Joel Neto

Os meus camaradas pais


Rubrica "Pai aos 50", de Joel Neto.

Não, não, não: eu não estou disponível para me reduzir ao estranho que volta do trabalho às seis da tarde, brinca um pouco com ele no parquinho, trata do banho e depois passa o resto da semana a gabar-se, naquele misto de vaidade e sentimento de culpa que tem sido a fragilidade de tantos de nós: “Eu é que lhe dou banho”. Quero – e felizmente posso – ser mais do que isso.

Não que o estranho seja antipático, note-se. Tem uma barbinha cómica e parece saber a letra de algumas canções bem parvas. Mas às vezes também pica um bocado, aquele barbão todo. E, seja como for, a mamã é a mamã.

E vai continuar a sê-lo, claro. Não tenho ilusões: no dia em que pela primeira vez partir a testa contra a esquina do aparador, o meu filho não vai correr para mim, mas para a Marta. A Marta tem argumentos poderosos: dá-lhe de mamar, pode dormir ao lado dele que a biologia não lhe permite esmagá-lo, tem aquele colo adorável que até ao pai sabe bem e, ademais, pôde parar o trabalho nestes primeiros meses – é-me impossível equivaler-me a ela.

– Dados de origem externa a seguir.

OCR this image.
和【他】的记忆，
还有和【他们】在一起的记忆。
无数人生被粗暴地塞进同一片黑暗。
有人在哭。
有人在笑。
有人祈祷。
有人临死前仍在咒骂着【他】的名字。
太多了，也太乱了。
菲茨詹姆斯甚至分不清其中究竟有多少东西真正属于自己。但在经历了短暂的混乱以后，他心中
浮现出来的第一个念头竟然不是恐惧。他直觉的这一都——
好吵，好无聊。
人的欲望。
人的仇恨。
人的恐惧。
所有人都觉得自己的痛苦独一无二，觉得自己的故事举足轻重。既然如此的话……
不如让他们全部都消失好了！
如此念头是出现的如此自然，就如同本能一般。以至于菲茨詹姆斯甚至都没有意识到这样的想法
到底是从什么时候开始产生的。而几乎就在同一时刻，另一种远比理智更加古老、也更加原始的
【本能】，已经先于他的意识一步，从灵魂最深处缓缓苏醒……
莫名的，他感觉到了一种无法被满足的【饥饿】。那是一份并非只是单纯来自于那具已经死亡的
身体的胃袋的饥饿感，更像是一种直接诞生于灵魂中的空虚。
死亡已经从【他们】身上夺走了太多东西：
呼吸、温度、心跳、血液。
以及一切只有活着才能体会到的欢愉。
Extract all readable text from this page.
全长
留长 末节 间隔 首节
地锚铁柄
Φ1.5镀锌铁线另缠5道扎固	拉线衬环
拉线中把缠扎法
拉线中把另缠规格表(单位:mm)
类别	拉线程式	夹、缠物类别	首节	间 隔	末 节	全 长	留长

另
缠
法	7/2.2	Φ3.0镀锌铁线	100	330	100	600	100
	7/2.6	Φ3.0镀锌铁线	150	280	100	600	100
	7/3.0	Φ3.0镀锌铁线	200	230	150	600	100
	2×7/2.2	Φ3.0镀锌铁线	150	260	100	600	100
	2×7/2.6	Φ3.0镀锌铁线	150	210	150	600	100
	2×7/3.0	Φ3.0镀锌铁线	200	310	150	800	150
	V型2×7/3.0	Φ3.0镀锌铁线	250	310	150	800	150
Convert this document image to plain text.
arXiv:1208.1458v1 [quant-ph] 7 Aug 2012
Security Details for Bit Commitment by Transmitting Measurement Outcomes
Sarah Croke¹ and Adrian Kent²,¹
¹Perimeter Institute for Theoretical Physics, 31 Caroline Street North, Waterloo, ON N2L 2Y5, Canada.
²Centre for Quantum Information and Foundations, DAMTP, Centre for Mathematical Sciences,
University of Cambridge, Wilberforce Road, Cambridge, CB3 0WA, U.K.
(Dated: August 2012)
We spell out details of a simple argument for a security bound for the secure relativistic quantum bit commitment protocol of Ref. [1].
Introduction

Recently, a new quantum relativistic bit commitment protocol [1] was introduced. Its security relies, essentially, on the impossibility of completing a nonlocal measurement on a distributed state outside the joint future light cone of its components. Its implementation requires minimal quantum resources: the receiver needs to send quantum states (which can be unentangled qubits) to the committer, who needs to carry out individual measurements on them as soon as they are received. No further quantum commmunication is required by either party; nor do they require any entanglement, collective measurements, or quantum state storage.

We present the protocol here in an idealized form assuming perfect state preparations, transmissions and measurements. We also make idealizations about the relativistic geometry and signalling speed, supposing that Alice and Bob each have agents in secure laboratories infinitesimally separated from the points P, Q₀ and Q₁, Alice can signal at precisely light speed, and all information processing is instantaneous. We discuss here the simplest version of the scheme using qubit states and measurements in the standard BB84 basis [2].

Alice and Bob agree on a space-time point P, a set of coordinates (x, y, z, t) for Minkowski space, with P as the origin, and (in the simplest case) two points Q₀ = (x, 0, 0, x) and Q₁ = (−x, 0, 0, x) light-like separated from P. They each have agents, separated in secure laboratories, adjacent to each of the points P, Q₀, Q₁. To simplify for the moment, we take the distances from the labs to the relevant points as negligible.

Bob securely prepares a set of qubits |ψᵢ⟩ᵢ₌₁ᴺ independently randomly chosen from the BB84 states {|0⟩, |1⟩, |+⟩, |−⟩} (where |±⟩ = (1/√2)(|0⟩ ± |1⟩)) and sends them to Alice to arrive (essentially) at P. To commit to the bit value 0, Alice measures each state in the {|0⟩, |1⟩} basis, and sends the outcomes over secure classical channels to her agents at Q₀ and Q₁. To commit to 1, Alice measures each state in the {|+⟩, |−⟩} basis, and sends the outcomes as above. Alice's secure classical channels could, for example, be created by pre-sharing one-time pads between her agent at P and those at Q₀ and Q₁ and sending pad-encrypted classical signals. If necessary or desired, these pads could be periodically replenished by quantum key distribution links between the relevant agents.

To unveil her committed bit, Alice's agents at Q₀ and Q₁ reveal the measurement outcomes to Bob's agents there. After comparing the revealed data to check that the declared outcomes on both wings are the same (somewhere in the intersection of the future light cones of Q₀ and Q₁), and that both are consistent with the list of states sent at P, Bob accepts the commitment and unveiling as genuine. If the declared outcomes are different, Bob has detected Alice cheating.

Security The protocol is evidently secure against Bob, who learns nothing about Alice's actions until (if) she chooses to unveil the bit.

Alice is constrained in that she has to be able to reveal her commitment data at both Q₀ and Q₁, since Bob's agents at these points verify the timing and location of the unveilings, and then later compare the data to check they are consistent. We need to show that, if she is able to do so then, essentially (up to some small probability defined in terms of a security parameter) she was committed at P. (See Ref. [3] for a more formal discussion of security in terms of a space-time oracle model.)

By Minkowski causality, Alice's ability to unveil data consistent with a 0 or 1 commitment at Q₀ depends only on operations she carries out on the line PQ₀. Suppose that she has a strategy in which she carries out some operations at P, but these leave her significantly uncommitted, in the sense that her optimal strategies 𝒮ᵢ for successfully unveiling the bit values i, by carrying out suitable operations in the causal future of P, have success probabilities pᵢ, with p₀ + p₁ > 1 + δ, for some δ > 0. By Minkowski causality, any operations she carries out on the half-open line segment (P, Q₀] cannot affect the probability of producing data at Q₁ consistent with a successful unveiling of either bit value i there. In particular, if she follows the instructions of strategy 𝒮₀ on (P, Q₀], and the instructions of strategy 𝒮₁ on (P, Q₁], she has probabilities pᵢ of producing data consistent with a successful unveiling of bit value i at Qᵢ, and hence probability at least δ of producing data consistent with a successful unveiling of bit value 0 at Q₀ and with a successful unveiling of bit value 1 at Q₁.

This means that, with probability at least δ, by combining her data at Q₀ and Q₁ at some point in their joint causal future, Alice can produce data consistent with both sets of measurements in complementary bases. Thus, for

Mas ainda há pouco, enquanto eu lhe trocava a fralda, o Artur chorava abundantemente, atormentado com os gases intestinais, e chegou a hora em que não me restava senão entregá-lo à mãe, porque entretanto tinha um zoom. Pensei: se pára agora, parte-me o coração. Mas continuou a chorar com o mesmo entusiasmo, para meu grande alívio. O que prova duas coisas: há pelo menos uma situação em que o colo do pai não é tão evidentemente menos reconfortante do que o da mãe; e bastam dois meses de paternidade para qualquer um começar a engolir as acusações de egoísmo que fez aos seus pais.

Naturalmente, tudo isto tem custos. Há anos que luto com as dores de cabeça, as pulsáteis e as outras todas – desde que começou isto dos gases, é pior. O trabalho também vai mal, muito obrigado: há programas que me custam a fazer, esta própria coluna tem semanas difíceis, os livros planeados estão todos atrasados e até o jardim, onde todas as semanas eu passava duas tardes a complementar o trabalho do Chico, se desorganizou.

Mas também não há dia de stresse ou de sentimento de culpa (sempre o sentimento de culpa) em que olhar para aqueles sorrisos que ele me faz enquanto o visto de manhã – mesmo as lágrimas e os soluços com que exige o biberão antes da fralda de madrugada – não valha a pena. E assim a Marta também não cede à tentação de se tornar proprietária dele.

Nunca a teria, acho: tudo na sua conduta diária é para me envolver – olha o papá, que bonito é o papá, que bonito é o bebé ao colo do papá, vamos tirar uma fotografia ao bebé com o papá. Mas eu podia empurrá-la para uma situação em que não tivesse outra alternativa. Conheço casos, e não necessariamente de más pessoas: mães a quem a escassez dos pais tornou proprietárias dos filhos – e, enfim, se adaptaram a isso, como num sacrifício não totalmente desprovido de vantagens.

E, no entanto, continuo a ouvir de outros pais que nem uma fralda mudaram, mudam e/ou mudarão. Não percebem, com certeza, que foram, são e/ou serão eles a perder – desde o primeiro dia e para sempre. E, se fosse preciso um homem chegar aos 50 anos para o perceber, então talvez nenhum devesse ser pai aos 30.